Cela vous permet d’obtenir plus tôt le précieux sésame : le permis définitif.

  • Un coût réduit

Si vous voulez faire quelques économies, cette option vous convient donc. En effet, cet avantage concerne non seulement le coût de la formation, mais aussi les conditions proposées par les sociétés d’assurance. Celles-ci tiennent compte de la qualité de votre formation et votre niveau de maîtrise pour vous couvrir.

Qui peut participer à l’apprentissage anticipé ?

Pour participer à la conduite accompagnée, il y a un certain nombre de conditions à remplir par l’accompagnateur d’un côté, et de l’autre l’apprenant.

  • L’accompagnateur

Il doit être titulaire d’un permis de conduire de la catégorie B obtenu depuis au moins 5 ans. Il ne doit pas avoir été sanctionné par une décision de justice annulant ou invalidant son permis de conduire au cours des 5 années précédentes. Il doit aussi avoir l’accord de son assureur.

  • L’apprenant

La conduite accompagnée est réservée aux jeunes de 15 ans et plus. En plus, l’apprenant doit être inscrit dans une auto-école agréée. Il doit avoir suivi une formation initiale et obtenu l’examen du Code de la route (les documents attestant de tout ceci à présenter si besoin).

Comment se déroule l’AAC ?

Ce type d’apprentissage implique trois parties : l’apprenti, l’accompagnateur et l’auto-école représentée par le moniteur.
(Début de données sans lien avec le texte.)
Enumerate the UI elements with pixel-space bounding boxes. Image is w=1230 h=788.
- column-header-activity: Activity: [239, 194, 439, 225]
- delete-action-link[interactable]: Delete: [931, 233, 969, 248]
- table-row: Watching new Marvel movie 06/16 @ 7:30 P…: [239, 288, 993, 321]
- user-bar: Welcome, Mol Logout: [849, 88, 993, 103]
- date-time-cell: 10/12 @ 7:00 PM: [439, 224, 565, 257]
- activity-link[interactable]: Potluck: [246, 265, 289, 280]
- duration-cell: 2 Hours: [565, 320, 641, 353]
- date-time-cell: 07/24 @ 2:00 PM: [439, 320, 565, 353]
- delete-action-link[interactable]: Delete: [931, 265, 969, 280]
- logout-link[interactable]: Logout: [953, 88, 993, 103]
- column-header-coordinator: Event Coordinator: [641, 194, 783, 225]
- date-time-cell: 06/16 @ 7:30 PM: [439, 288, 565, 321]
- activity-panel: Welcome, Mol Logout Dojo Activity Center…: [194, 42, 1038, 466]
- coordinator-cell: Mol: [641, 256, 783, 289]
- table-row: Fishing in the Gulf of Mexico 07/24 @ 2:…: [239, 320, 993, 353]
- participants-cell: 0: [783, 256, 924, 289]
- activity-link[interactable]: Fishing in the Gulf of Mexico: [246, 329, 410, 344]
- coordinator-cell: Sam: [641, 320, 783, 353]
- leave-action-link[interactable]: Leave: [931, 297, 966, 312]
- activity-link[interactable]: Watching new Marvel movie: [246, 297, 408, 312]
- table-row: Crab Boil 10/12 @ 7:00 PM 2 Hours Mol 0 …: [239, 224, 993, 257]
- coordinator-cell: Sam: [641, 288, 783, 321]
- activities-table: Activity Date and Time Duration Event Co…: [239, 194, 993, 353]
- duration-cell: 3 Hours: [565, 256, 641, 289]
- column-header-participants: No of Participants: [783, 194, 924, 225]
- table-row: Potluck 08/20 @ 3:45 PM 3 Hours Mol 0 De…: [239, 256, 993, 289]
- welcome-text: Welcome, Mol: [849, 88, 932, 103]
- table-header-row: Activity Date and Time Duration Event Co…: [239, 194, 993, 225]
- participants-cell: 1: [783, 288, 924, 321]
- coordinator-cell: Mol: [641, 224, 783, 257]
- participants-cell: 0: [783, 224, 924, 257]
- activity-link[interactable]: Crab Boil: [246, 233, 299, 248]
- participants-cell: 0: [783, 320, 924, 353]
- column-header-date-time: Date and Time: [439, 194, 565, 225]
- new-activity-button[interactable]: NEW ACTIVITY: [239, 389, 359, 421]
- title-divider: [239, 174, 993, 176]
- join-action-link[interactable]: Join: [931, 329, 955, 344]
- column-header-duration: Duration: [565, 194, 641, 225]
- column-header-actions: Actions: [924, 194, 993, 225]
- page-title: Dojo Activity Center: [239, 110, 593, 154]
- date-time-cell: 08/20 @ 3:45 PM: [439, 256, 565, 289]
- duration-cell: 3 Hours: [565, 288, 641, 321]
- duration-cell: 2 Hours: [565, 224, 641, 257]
Pendant la durée de la conduite accompagnée (1 an) il y aura plusieurs rencontres tripartites pour faire le bilan de l’apprentissage et des mises au point. L’apprenti a l’obligation de parcourir une distance totale de 3 000 km jusqu’à la fin de l’activité, après quoi il pourra prétendre à l’examen final sur appréciation du moniteur.